6.1 Roflumilast and lung inflammation
Clinical trials reported that oral administration of roflumilast could suppress airway inflammation and improve lung function of COPD patients. In addition, it is documented to be effective in reducing the frequency of disease exacerbations when given as add-on to inhaled therapy in patients with moderate or severe COPD (Shen et al., 2018). As regards asthmatic patients, roflumilast could also significantly increase the forced expiratory volume in 1 s (FEV1) and improved airway inflammation (Bateman et al., 2006).
The anti-inflammatory mechanisms of roflumilast can be contributed to its PDE4 inhibiting activity; leading to an increase in cAMP concentration and signaling within the epithelial airway and inflammatory cells. The action which in turn will enable roflumilast to suppress the expression of pro-inflammatory cytokines as IL-6 and TNF-α (Feng et al., 2017). Moreover, another study of cigarette smoke-induced pulmonary inflammation in guinea pigs showed that roflumilast could effectively reduce the numbers of neutrophils, lymphocytes and eosinophils in bronchoalveolar lavage fluid (Fitzgerald et al., 2006).

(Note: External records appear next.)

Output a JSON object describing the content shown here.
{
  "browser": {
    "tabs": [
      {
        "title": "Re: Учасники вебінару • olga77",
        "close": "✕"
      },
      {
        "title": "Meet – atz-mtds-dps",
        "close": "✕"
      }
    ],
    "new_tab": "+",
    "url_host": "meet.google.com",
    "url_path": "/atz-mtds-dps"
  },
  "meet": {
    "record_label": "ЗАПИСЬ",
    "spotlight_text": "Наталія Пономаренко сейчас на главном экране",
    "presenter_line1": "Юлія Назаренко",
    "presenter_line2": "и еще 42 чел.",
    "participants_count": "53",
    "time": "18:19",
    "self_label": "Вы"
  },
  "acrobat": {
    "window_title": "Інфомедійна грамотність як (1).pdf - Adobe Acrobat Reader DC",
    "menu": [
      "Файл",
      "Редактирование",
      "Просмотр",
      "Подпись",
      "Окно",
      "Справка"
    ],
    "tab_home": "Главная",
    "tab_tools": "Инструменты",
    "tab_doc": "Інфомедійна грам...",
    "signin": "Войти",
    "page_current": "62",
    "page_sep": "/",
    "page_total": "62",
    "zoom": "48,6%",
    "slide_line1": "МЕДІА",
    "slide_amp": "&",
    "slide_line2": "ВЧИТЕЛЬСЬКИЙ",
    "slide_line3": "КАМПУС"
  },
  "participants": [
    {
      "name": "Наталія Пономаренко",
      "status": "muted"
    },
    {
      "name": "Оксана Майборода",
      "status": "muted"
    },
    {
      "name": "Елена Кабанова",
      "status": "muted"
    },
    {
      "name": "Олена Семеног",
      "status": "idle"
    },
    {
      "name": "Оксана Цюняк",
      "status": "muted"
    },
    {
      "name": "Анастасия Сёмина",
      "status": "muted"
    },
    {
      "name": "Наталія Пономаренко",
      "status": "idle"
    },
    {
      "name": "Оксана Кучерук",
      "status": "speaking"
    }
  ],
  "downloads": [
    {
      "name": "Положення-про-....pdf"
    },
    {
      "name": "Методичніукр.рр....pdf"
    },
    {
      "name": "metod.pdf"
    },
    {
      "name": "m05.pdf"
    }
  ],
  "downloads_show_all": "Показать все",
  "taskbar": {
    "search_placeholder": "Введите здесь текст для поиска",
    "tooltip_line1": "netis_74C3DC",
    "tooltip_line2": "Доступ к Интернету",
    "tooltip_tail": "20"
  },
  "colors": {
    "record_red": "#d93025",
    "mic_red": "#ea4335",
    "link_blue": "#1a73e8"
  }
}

For COPD patients, roflumilast was represented to exert a significant role in reducing eosinophil cell counts within their bronchial biopsy samples and sputum (Rabe et al., 2018), in addition to its direct suppressing effect on neutrophils function and their ROS production. As a result of elevating cAMP level, roflumilast could inhibit neutrophil chemotaxis and degranulation. cAMP could directly activate protein of Epac1, which in turn could suppress neutrophil migration as well as oxidative burst. Furthermore, cAMP could also activate protein kinase A (PKA) in neutrophils, leading to a decline in their phagocytic activity (Dunne et al., 2019).

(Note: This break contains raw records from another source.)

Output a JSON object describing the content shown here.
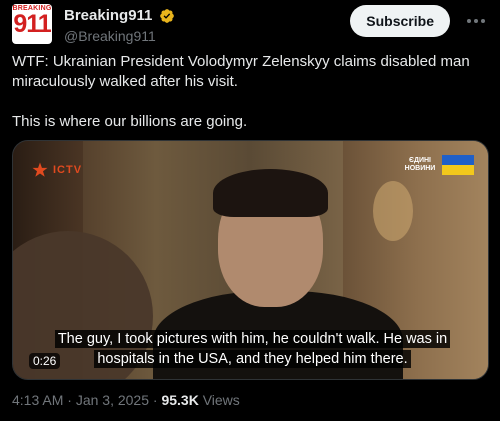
{
  "author": {
    "display_name": "Breaking911",
    "handle": "@Breaking911",
    "avatar_text_top": "BREAKING",
    "avatar_text_num": "911",
    "verified_color": "#e8b41c"
  },
  "actions": {
    "subscribe_label": "Subscribe",
    "more_icon": "ellipsis-icon"
  },
  "tweet": {
    "paragraphs": [
      "WTF: Ukrainian President Volodymyr Zelenskyy claims disabled man miraculously walked after his visit.",
      "This is where our billions are going."
    ]
  },
  "video": {
    "channel_logo": "ICTV",
    "channel_tag": "ЄДИНІ НОВИНИ",
    "caption": "The guy, I took pictures with him, he couldn't walk. He was in hospitals in the USA, and they helped him there.",
    "time_badge": "0:26"
  },
  "meta": {
    "time": "4:13 AM",
    "separator": " · ",
    "date": "Jan 3, 2025",
    "views_count": "95.3K",
    "views_label": "Views"
  }
}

Some in-vivo and in-vitro studies revealed that roflumilast can potently reduce the endothelial permeability and suppress the leukocyte–endothelial cell interactions through altering the expression of adhesion molecules and attenuating the upregulation of PMNL surface CD11b, that may be stimulated either by fMLP or platelet-activating factor (PAF). The action that could inhibit neutrophils adhesion to endothelial cells (Sanz et al., 2007). Additionally, results fromin-vitro studies of human neutrophils showed that roflumilast could prevent the release of neutrophil elastase, matrix metalloproteinase and myeloperoxidase, inhibiting neutrophil function (Jones et al., 2005)

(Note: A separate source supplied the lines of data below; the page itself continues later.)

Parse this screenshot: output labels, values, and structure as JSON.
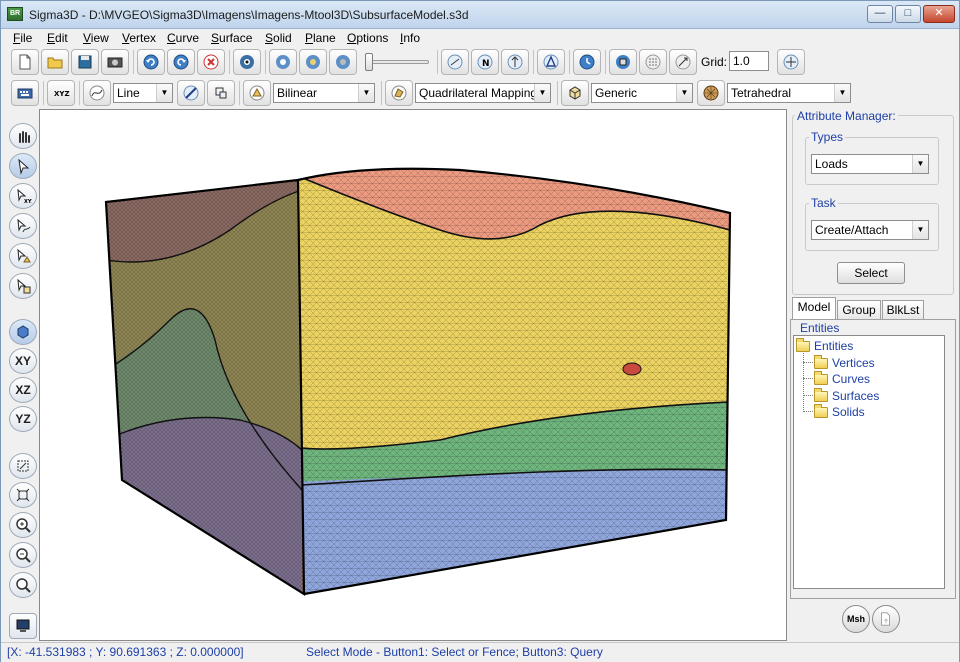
{
  "window": {
    "title": "Sigma3D - D:\\MVGEO\\Sigma3D\\Imagens\\Imagens-Mtool3D\\SubsurfaceModel.s3d",
    "app_icon_text": "BR"
  },
  "menu": [
    {
      "first": "F",
      "rest": "ile"
    },
    {
      "first": "E",
      "rest": "dit"
    },
    {
      "first": "V",
      "rest": "iew"
    },
    {
      "first": "V",
      "rest": "ertex"
    },
    {
      "first": "C",
      "rest": "urve"
    },
    {
      "first": "S",
      "rest": "urface"
    },
    {
      "first": "S",
      "rest": "olid"
    },
    {
      "first": "P",
      "rest": "lane"
    },
    {
      "first": "O",
      "rest": "ptions"
    },
    {
      "first": "I",
      "rest": "nfo"
    }
  ],
  "toolbar1": {
    "grid_label": "Grid:",
    "grid_value": "1.0"
  },
  "toolbar2": {
    "curve_type": "Line",
    "interpolation": "Bilinear",
    "mapping": "Quadrilateral Mapping",
    "solid_type": "Generic",
    "mesh_type": "Tetrahedral"
  },
  "left_tools": {
    "xy": "XY",
    "xz": "XZ",
    "yz": "YZ"
  },
  "attribute_manager": {
    "title": "Attribute Manager:",
    "types_label": "Types",
    "types_value": "Loads",
    "task_label": "Task",
    "task_value": "Create/Attach",
    "select_button": "Select"
  },
  "tabs": [
    "Model",
    "Group",
    "BlkLst"
  ],
  "entities": {
    "label": "Entities",
    "root": "Entities",
    "children": [
      "Vertices",
      "Curves",
      "Surfaces",
      "Solids"
    ]
  },
  "bottom_buttons": {
    "msh": "Msh"
  },
  "status": {
    "coords": "[X: -41.531983 ; Y: 90.691363 ; Z: 0.000000]",
    "mode": "Select Mode - Button1: Select or Fence; Button3: Query"
  },
  "colors": {
    "salmon_layer": "#ec9a80",
    "yellow_layer": "#ecd260",
    "green_layer": "#6fb57e",
    "blue_layer": "#8fa6dc",
    "accent_blue": "#1d3fa6"
  }
}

A synergistic effect of roflumilast with other anti-inflammatory agents such as corticosteroids or long-acting β2-agonists have been demonstrated (Kawamatawong, 2017). It was concluded that roflumilast-N-oxide (RNO), the active metabolite of roflumilast, could enhance the anti-inflammatory effect of dexamethasone in airway smooth muscle cells in-vitro (Patel et al., 2017). At the same time, roflumilast was reported to reverse the corticosteroid-associated insensitivity towards neutrophils in COPD patients (Milara et al., 2015b). As well, other study revealed the great value of roflumilast in restoring the glucocorticoid sensitivity in glucocorticoid-resistant patients through blocking the downregulation of glucocorticoid receptor alpha (GRα), which was known to be responsible for glucocorticoid resistance (Reddy et al., 2020).